Matthew Miller, former department of public affairs director under President Barack Obama, believes Special Counsel John Durham having the "final word" on whether FBI misconduct took place could "tarnish" its reputation, the Conservative Brief reported. Instead, Miller believes the report should be filtered through an official like Attorney General Merrick Garland.
The investigation into the origins of the Russia collusion hoax against former President Donald Trump is ongoing. However, the former White House official wants to put the brakes on releasing the findings.
It's unclear what Durham will ultimately conclude in his final report. Still, Miller is already suggesting any forthcoming report could "tarnish" the bureau's reputation and thus should be carefully scrutinized before public release.
Durham was charged with examining the circumstances of the investigation into Trump that began in 2016. However, the lack of substantive prosecutions has fueled accusations that Durham flubbed the investigation that some on the left contend had no merit in the first place.
The probe secured only one conviction against an FBI employee who tampered with an email, Axios reported. A jury acquitted Michael Sussmann, an attorney for Hillary Clinton's campaign who failed to disclose that business relationship when he presented the FBI with supposed evidence against Trump.
“His cases are over," Miller said of Durham. "I think it’s clear that he’s not going to bring any more charges in this investigation, but one of the requirements for special counsels under the regulations is that they write a confidential report and submit it to the attorney general, and the attorney general then makes a decision whether to release that report to the public," he added.
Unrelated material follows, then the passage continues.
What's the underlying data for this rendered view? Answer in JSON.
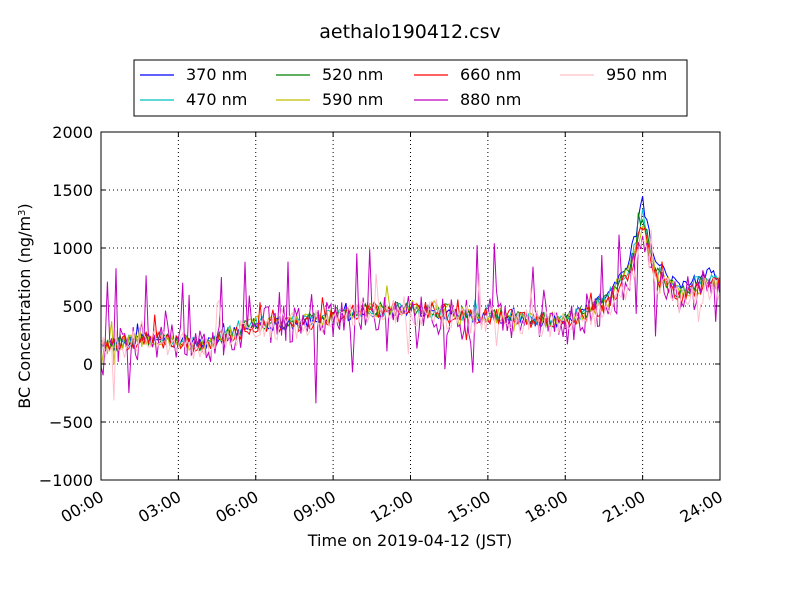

"I think Merrick Garland will be under a lot of pressure from Republicans to release that report, but I have to say, this circumstance is very different from the Mueller investigation, where, obviously, the attorney general, Bill Barr, did release that report," Miller continued. The Robert Mueller investigation into the link between Trump's campaign and Russia came up empty, much to the chagrin of Democrats.
"It’s different because in that case, the subject of that investigation could not be charged, and so it was appropriate for the department to make its findings public, so Congress could decide whether to impeach and convict the then-sitting president," Miller said of the case against Trump. "That is not the case here, so to release a report in this instance...and let him have the final word, I think, probably unfairly tarnish some people at the FBI that we know he holds ill will to based on some of the things he said in this most recent trial," he added.
"But it does not have to be the last word," Miller said. "Lots of times in the past — there’s ample precedent for this — when reports like this have been written by the Justice Department, the leadership decides whether that actually reflects their view."
Miller added that Durham "does not get to be the final arbiter of what the Justice Department believes," and that the attorney general or a "senior career official" should review any report first. Despite all of this speculation and protestation, it's still unclear when Durham will end his probe and what his findings will be.
Regardless of what the Durham probe turns up, other indications of possible politicization within the FBI persist. Several FBI whistleblowers say they have had their clearances revoked in retaliation, while others contend that conservatives within the bureau are being "purged," Fox News reported.
Democrats pounced on anything that tarnished Trump's reputation. However, there is a double standard when real questions arise about the people investigating him.